Okay, maybe. But, from what I can see there is no timeline mentioned anywhere. I'll take it that means there is no timeline on this and/or no one is working on fixing this atm?
Edit: Nemo is a member of the project and you are added as a default subscriber for phab tasks, I don't know who else I can ask.
It's not, I just mean that it's ridiculous to have OS and CU and not be able to do pending changes. I've been given the pending changes rights since posting here, it will be interesting to see if that makes a difference. On the other hand, I was able to do pc yesterday.
@DougWeller, I'm a bit lost in your comment. On enwiki at least, accepting pending changes is part of the (review) permission, this is included in the "administrators" (sysop) group and the "pending changes reviewers" (reviewer) group. I can't see what this has to do in the least with oversight and even further from what it would have to do with checkuser. It is very certainly possible to be a member of both the CU and OS group and not have access to "review" just as you wouldn't have access to many other functions.

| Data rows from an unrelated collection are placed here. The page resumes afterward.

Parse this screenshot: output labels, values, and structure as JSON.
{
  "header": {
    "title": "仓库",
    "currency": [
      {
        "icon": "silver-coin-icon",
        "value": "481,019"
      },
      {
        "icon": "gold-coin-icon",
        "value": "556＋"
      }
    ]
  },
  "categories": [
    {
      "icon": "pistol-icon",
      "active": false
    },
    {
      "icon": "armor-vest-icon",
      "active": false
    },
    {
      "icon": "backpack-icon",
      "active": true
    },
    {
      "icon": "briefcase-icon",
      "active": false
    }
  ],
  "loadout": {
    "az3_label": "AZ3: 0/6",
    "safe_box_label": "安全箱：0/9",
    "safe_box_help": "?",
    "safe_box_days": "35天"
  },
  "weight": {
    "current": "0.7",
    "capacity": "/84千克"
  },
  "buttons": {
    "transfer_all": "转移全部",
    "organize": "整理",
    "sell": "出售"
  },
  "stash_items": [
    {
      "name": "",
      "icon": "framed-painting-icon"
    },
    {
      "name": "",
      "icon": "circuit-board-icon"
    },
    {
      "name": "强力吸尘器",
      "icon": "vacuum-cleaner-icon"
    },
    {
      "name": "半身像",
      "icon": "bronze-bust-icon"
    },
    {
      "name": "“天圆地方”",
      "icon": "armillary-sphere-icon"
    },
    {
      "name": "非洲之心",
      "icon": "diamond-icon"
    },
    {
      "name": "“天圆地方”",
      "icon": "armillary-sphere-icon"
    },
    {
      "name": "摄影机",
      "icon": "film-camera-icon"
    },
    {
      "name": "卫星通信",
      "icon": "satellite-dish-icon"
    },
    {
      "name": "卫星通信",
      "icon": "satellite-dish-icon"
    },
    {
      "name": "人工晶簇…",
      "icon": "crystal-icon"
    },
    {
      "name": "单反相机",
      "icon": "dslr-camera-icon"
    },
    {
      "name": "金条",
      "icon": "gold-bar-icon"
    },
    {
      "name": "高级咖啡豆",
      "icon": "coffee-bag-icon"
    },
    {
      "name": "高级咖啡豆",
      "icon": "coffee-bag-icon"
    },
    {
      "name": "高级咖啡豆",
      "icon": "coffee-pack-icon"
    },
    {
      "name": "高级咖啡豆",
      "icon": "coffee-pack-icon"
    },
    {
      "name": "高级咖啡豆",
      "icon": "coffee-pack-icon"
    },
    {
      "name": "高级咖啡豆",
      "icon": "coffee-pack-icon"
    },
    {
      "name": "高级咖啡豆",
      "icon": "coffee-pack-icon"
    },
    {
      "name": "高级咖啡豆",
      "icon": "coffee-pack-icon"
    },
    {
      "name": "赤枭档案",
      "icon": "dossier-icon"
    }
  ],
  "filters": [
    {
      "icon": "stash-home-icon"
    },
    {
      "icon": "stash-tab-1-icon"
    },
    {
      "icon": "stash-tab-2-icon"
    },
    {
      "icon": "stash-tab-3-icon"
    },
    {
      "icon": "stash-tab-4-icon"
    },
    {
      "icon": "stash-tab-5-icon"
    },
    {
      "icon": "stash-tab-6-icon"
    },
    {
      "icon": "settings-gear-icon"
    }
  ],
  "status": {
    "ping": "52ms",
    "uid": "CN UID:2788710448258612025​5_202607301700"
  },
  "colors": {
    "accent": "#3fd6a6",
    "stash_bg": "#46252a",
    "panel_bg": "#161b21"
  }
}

I believe what Doug Weller is trying to say is that enwiki oversighters are all admins and admins on enwiki hold the "review" permission. And yet sometimes there is a permission error for oversighters. Which is a bug as it shouldn't happen to users who have the "review" permission via their usergroup.

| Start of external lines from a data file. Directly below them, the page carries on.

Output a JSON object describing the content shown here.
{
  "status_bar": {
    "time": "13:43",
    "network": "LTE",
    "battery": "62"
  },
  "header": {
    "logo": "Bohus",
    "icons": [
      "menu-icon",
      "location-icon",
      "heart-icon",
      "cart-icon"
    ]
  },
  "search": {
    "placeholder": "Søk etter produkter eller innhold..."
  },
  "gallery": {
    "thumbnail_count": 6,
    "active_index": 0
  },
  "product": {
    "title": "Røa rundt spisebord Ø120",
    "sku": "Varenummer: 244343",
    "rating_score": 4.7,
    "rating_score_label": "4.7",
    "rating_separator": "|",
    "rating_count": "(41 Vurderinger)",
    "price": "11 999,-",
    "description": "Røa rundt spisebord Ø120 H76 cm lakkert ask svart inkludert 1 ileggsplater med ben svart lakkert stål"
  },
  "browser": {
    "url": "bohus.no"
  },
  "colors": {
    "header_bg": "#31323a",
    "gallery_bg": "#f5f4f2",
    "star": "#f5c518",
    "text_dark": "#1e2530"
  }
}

OK, so I think it is confirmed that this has nothing at all to do with OS, which you absolutely can be a member of without being a member of sysop and has no nested review permissions; so this is still the original problem, that sometimes people with review permissions (such as reviwers and sysops on enwiki) are intermittently failing.
This sometimes happens to me too. Either the review interface doesn't appear, or I get an error message about a lack of permission if it appears and I use it. This time, at "Tyler1" on enwiki. A pending changes reviewer has kindly reviewed the sysop edits, but shouldn't have had to. I wonder if the bug can be circumvented by adding a sysop to the pending changes reviewer group.
I, and at least two other folks on fawiki, are experiencing this bug too. On fawiki, we don't have the "circumventing" workaround explained above. Is there anyway I/we could help with resolving this?
See https://gerrit.wikimedia.org/r/plugins/gitiles/operations/mediawiki-config/+/master/wmf-config/flaggedrevs.php line 252 for the enwiki config, you also have to readd reviewer in fawiki.
Similar group already exists in fawiki and it's the same 'patroller' group that you mentioned in the other ticket. Enwiki just decided to name the group 'pendingchanges reviewer' maybe because patroller is used for something else there. The relevant internal rights are: review and autoreview which allow reviewing others and automatic self-reviewing. Both groups have them common besides other ancillary ones not related to FR extension. The settings are defined in /wmf-config/flaggedrevs.php configuration file
It's not the same, @Ammarpad . reviewer is the default group used by FlaggedRevs, fawiki unsets it and instead assigns reviewer rights to patroller. If you're not using the default reviewer group, the workaround does not work, even if you give identical rights to another group, and no way to currently explain this behaviour.
I am talking about the internal review and autoreview rights that the groups share in common. I did not mention 'reviewer' group in my comment. The rights I mentioned are what the default group also have (in addition to others), so unless flaggedrevs.php is not being loaded or loaded very late they should behave the same.